What constitutes a “reasonable basis” under the proposed safe harbor section of the Code is also much more restricted than what constitutes reasonable basis under Section 530. Under the proposed section, a business is treated as having a reasonable basis for not treating an individual as an employee if the IRS has determined (either through a written determination issued to the business or an employment tax examination) that the individual (or another individual holding a substantially similar position) is not an employee.

A business no longer would be able to rely on a specific court case, IRS rulings (other than a written determination issued to the business), industry practice, or some other reasonable basis. Moreover, a business must establish its entitlement to relief under the proposed section by “a preponderance of the evidence.”

The amendments made by the proposed legislation would apply to services rendered more than one year after enactment of the legislation, at which time Section 530 would no longer apply. The proposed safe harbor section further mandates that “not later than one year after the date of enactment of this section, [the IRS shall] prescribe such regulations as may be necessary and appropriate to carry out the purposes of this section.” Thus, the moratorium on the issuance of IRS regulations and rulings regarding worker classification, which has been in effect for more than 31 years, would also be lifted.

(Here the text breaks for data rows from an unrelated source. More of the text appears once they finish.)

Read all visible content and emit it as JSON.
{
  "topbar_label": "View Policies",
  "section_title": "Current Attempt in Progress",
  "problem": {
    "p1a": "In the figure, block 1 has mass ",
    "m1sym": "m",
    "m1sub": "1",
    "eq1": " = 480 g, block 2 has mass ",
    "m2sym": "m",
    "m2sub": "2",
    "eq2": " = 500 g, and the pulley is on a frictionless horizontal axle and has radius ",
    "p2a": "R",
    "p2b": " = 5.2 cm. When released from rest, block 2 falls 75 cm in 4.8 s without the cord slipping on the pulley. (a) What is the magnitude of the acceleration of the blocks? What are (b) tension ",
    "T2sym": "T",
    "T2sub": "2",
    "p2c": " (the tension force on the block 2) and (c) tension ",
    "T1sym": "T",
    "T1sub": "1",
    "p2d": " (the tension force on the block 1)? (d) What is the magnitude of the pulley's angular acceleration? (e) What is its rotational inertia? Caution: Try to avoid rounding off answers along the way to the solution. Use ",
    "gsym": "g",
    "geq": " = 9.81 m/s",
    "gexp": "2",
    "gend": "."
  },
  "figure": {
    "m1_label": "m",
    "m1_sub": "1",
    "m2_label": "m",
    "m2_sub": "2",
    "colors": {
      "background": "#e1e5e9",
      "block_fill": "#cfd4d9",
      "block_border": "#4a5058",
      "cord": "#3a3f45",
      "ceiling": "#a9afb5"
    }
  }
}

The history of Section 530 illustrates the difficulty of the worker classification issue. It was originally enacted to give Congress one year to address the complex issue of worker classification. When Congress was unable to address the issue within one year, the provision was extended and then made permanent in 1982.

Although not perfect, the current state of the law appears to give the IRS sufficient tools to address the worker classification issue, notwithstanding the Section 530 safe harbor. The IRS is actively conducting worker classification examinations and successfully reclassifying many workers.

While Section 530 does permit some workers to be treated as independent contractors who might be classified as employees under the common law test, this is likely a relatively small percentage of workers. The more significant aspect of the proposed legislation, if enacted, may well be the strong bias it demonstrates toward classifying workers as employees, and the increased reporting of payments to independent contractors by including corporations as recipients of Forms 1099 and significantly increased penalties for failing to file Forms 1099.